Recent scientific advances in white lupin research such as publication of white lupin reference genome and genome-wide variants (Hufnagel et al. 2020, 2021) or identification of the causal mutation in pauper alkaloid metabolism (Mancinotti et al. 2023) allow the development of breeding relevant molecular tools. In this study, two genotyping arrays on the BiomarkX platform (Standard BioTools™) were established. The diversity array consists of 96 SNP assays that are distributed along the 25 chromosomes and is useful for controlling crossing success, determining seed lot purity and roughly characterizing diversity in a new set of white lupine accessions.
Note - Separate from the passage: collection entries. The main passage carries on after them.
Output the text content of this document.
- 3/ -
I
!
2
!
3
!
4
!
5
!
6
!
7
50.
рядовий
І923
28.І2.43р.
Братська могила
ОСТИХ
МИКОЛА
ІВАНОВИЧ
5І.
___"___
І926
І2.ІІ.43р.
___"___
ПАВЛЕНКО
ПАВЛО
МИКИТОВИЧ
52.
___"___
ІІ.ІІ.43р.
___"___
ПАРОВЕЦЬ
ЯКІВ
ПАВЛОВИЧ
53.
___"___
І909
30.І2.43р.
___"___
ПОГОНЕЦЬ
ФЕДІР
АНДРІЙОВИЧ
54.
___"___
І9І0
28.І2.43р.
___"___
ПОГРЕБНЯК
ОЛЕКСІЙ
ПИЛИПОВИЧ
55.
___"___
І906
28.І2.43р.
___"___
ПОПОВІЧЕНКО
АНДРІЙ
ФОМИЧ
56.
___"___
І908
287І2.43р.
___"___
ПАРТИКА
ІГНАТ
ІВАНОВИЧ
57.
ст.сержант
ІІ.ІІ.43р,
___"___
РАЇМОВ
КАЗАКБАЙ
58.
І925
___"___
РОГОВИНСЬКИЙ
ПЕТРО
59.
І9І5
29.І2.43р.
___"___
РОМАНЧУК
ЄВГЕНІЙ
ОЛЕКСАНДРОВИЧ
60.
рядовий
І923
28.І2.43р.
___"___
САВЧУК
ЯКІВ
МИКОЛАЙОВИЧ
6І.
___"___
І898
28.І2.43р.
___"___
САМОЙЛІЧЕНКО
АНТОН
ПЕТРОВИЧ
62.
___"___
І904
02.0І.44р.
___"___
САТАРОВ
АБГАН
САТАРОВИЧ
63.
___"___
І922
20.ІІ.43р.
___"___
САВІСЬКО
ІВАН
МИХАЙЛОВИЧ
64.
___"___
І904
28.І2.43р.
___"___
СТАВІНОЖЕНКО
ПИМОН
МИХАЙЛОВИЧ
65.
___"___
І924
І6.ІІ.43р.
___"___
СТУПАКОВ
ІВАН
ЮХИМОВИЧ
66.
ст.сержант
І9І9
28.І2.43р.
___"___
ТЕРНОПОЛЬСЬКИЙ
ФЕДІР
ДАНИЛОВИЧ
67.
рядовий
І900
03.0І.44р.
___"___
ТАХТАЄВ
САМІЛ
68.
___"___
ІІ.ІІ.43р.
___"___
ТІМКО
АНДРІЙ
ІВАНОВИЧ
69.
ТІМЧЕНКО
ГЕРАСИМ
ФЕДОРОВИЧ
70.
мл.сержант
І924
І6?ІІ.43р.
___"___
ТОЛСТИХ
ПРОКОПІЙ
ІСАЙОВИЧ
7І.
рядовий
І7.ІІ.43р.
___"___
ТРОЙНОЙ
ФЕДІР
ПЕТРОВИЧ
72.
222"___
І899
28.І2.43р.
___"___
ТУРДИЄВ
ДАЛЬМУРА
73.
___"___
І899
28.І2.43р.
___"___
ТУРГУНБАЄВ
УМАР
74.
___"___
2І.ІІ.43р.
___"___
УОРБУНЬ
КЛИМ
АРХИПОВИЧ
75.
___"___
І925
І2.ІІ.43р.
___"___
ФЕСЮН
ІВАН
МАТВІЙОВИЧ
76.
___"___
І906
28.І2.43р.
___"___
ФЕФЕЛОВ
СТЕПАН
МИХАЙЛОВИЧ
Significantly associated SNP markers in the presented GWAS might be useful for marker-assisted selection in white lupin breeding programs. For this purpose, trait-associated SNPs have been transferred to a second genotyping array to ensure reproducibility of SNPs in different material assortments. These SNPs need to be validated in order to implement their use in practical breeding. As application of our results, array genotyping of unknown germplasms can be requested for any breeding and research application to LfL.

Conclusion

The present study assembled a white lupin panel (LUW panel) that exhibits genetic and phenotypic diversity and for which extensive genome-wide SNP data and robust phenotypic data on major traits in white lupin breeding were collected. Significantly associated SNP markers confirmed one published anthracnose resistance QTL of white lupin, showed significant association in genomic region homologs known to be involved in this trait from yellow and narrow-leafed lupin research and identified new marker–trait associations for this trait. We confirmed the causal SNP marker for the sweetness locus pauper and identified additional SNP markers associated with seed alkaloid content. First SNP markers associated with protein content were presented. Additionally, genomic prediction showed great potential for white lupin breeding, especially predicting the phenotype of anthracnose. The resources established by this study can be used and directly applied to improve and expand white lupin breeding.